Eight organizations, including Americans for Financial Reform, are urging the Internal Revenue Service to crack down on a scheme used by Private Equity firms to evade as much as $1 billion in taxes a year. This ploy involves the flagrant mislabeling of taxable dividend payments as untaxed “monitoring fees.” It comes on top of the more widely known “carried interest” loophole, which allows some PE fund billionaires to get away with paying lower tax rates than firefighters, nurses, and secretaries.
In a letter to top officials of the Treasury Department and the IRS, the eight groups note that “The issue of improperly deducted monitoring fees came to public attention in February 2014 when they were reported by The Wall Street Journal, and a variety of commenters have since agreed that the deductions appear to be inappropriate. Unfortunately, monitoring fee practices by private equity firms do not seem to have changed, and it does not appear that the IRS has taken any action.“ The letter argues that these practices are a clear violation of the law. It urges the IRS to change course and “actively, vigorously, and expeditiously enforce current law with respect to ongoing monitoring fee arrangements.”

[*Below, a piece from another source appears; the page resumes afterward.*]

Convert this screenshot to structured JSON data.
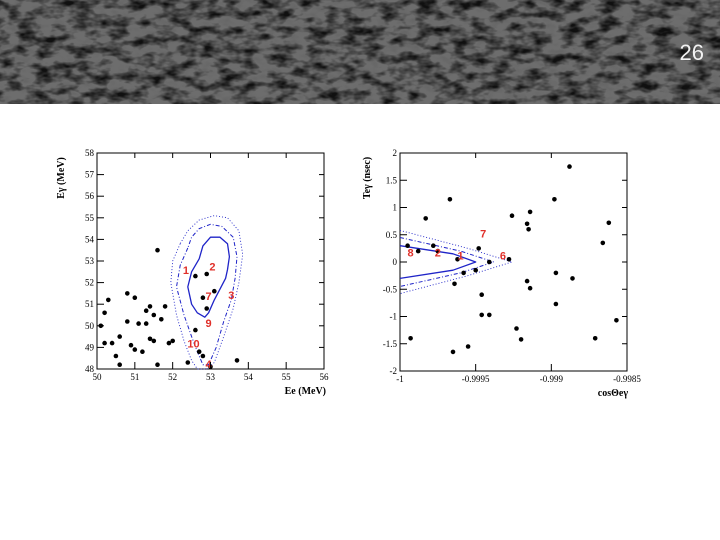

The letter coincides with the release of a report by the Center for Economic Policy Research, “Fees, Fees and More Fees: How Private Equity Abuses Its Limited Partners and U.S. Taxpayers.” The CEPR report documents some of the ways in which Private Equity General Partners (GPs) amass astronomical fortunes through practices that damage workers, real-economy businesses, communities, and investors as well as taxpayers. In addition to the monitoring fee tax evasion scheme discussed in the letter, the report cites abuses by GPs that include misallocating firm expenses and inappropriately charging them to limited partner investors; failing to share income from portfolio company monitoring fees with their investors; and collecting transaction fees from portfolio companies without registering as broker-dealers as required by law.